Writer’s Block

Sea foam wraps itself around the man’s ankles and seaweed drags over the sand, tickling his skin with their salted arms. It’s the first time he’s visited the ocean in a long time and he is suddenly unsure of what has kept him away for so long. Tonight, the waves are calm—at least, as calm as waves can be.

“Daddy!” A shrill laugh captures his attention, breaking him from his daydream. Turning, he sees his daughter running across the sand towards him, her little legs taking uneven steps as she sinks into the sand. A soft smile spreads across his lips at the sight of her. The wind carries her hair across her face. The resemblance she held to her mother was striking, especially when she smiled.
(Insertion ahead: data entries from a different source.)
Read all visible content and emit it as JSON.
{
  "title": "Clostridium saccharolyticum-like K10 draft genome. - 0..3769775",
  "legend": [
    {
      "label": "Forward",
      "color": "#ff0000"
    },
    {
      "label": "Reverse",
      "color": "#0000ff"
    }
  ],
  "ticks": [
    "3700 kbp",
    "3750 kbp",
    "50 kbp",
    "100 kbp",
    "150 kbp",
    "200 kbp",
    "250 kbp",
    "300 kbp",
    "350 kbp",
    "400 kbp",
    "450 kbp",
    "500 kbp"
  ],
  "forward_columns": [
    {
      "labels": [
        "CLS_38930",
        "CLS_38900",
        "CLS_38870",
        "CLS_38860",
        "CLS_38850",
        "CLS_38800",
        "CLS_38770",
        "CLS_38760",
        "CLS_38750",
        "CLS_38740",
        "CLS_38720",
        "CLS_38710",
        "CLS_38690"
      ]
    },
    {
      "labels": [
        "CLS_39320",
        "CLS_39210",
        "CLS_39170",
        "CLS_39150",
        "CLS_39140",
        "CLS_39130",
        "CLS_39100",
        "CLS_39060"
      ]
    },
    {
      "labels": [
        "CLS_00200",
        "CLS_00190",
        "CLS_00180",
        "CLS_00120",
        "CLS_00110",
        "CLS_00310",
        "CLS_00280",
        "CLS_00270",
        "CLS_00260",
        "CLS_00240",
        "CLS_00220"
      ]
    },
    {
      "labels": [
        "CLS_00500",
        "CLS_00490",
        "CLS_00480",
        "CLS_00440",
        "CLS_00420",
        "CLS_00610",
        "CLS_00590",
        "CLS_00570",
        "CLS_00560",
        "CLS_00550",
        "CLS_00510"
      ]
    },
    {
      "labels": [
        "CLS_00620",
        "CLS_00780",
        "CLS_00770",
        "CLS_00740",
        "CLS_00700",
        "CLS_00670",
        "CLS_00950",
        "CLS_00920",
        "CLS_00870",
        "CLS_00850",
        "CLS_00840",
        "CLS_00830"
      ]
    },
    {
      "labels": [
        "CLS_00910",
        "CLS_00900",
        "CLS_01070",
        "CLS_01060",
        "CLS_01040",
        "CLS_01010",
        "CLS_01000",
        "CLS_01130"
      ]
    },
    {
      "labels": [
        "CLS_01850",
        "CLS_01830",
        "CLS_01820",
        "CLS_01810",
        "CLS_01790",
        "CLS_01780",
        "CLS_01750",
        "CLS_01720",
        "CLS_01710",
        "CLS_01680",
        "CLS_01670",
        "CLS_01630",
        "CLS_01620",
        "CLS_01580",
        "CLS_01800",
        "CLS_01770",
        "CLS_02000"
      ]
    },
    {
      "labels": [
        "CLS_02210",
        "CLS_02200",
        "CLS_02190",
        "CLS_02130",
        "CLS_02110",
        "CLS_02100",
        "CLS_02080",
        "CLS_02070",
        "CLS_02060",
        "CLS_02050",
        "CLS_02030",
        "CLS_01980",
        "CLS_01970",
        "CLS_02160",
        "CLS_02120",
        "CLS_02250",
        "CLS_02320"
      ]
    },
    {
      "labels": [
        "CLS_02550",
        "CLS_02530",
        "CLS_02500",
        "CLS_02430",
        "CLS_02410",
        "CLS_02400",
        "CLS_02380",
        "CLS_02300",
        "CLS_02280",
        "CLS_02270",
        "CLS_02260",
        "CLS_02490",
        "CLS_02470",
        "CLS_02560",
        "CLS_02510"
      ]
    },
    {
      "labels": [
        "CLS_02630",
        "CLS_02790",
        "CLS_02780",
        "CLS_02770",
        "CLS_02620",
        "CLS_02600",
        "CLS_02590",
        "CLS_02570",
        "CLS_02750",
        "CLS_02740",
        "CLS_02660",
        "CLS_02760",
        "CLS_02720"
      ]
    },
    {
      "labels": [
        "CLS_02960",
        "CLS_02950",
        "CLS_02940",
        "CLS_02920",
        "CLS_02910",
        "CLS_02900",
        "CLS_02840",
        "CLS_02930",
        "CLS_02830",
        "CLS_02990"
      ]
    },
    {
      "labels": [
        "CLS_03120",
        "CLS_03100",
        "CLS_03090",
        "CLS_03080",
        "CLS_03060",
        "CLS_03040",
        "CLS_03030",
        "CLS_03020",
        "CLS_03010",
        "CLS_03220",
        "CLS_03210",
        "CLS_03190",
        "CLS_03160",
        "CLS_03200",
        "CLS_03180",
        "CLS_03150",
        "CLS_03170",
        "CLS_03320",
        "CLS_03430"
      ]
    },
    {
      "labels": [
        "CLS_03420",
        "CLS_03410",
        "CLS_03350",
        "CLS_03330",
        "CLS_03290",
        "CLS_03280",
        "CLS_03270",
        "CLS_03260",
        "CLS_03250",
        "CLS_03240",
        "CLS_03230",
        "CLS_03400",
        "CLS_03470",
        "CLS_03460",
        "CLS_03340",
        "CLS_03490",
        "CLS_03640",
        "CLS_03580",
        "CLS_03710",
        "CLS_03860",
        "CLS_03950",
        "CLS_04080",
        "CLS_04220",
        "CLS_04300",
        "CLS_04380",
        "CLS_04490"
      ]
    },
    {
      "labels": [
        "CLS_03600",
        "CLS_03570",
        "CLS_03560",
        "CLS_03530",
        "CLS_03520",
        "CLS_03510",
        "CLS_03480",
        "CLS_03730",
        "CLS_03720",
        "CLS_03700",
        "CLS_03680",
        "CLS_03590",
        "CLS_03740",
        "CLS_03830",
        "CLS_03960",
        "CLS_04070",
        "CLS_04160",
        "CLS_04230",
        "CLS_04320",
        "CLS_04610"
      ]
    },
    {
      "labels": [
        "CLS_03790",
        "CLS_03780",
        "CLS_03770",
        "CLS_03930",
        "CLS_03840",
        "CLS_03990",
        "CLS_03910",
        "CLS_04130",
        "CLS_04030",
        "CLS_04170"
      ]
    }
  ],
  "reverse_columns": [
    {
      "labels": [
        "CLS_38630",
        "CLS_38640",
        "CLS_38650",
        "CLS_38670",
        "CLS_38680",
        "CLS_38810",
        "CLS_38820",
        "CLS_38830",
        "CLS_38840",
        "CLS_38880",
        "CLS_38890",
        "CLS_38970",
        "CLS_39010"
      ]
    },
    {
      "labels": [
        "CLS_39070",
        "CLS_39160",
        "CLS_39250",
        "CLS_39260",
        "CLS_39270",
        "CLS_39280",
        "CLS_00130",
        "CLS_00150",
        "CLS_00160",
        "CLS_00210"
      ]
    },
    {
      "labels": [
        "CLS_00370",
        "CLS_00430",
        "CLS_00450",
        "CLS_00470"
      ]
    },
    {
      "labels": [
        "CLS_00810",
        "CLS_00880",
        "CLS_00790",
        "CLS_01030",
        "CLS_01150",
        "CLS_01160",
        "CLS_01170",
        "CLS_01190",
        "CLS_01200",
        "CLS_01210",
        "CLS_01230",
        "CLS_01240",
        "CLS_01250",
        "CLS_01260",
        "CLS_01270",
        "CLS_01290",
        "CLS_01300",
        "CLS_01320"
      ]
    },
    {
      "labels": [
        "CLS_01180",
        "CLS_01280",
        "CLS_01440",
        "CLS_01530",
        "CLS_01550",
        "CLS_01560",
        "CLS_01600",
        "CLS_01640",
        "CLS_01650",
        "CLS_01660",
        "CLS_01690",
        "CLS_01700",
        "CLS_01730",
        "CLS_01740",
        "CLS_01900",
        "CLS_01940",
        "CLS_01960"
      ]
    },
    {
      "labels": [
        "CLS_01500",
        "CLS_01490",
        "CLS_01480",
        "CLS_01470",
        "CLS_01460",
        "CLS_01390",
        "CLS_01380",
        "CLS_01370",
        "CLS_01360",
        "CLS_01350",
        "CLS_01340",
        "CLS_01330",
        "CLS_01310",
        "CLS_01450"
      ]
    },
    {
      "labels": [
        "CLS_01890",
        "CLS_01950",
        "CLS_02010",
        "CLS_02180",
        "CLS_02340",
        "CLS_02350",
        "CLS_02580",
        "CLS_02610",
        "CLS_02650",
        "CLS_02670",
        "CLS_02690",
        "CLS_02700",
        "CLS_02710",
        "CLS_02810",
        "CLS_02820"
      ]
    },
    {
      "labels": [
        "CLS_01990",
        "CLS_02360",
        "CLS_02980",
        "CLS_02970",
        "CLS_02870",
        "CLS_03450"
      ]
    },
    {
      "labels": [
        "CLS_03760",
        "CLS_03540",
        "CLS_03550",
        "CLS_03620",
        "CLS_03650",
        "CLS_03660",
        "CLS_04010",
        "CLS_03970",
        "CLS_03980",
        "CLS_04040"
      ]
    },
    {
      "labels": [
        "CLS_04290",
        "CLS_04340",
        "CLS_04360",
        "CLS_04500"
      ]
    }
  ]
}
He kneels next to his daughter when she reaches him. She shrieks happily again as the salt water rushes forward and envelopes her little feet in the stinging cold.

“Maybe we’ll see a mermaid today, Daddy!”

She always used to speak of how she wished she could meet a mermaid. She would swim through the salt-water, golden hair trailing behind her like strands of silk, and pretend that she herself was one.

“What colour mermaid would you want to be, Tessa?”

“Red!” Tessa cries without hesitation. She then purses her lips thoughtfully for a moment before continuing. “But if I became a mermaid, you and Mommy would come with me, right? Mommy would be yellow, and you could be green.”

Tessa runs in a circle, moving her arms in front of her as though she is already swimming through the ocean.

He rubs his eyes and she appears in front of him. Something stirs uneasily inside him, but he pushes it aside. “Do you know how mermaids get their colour, Tessa?”

Tessa immediately stops spinning, but her long blonde hair continues its way around and swings over her shoulder. Her eyes are alight with familiar curiosity when she faces her father, anxiously awaiting an explanation.

“Well,” he starts in a low voice, the same that he always used to use when telling her stories. He loved to watch the suspense build in her face when he began. “Every time a rainbow fades over the ocean, each colour drips into the water. They sink and sink, until finally they each find a little baby mermaid with silvery-white scales. When the little drops touch them, their scales are painted with colour. So even though the rainbow is gone, its colours will live on forever in the ocean.”

Tessa’s face is serious as she listens adamantly, absorbing every word with genuine interest. “So they don’t get to choose what colour they are?” Her voice is quiet as she considers the story.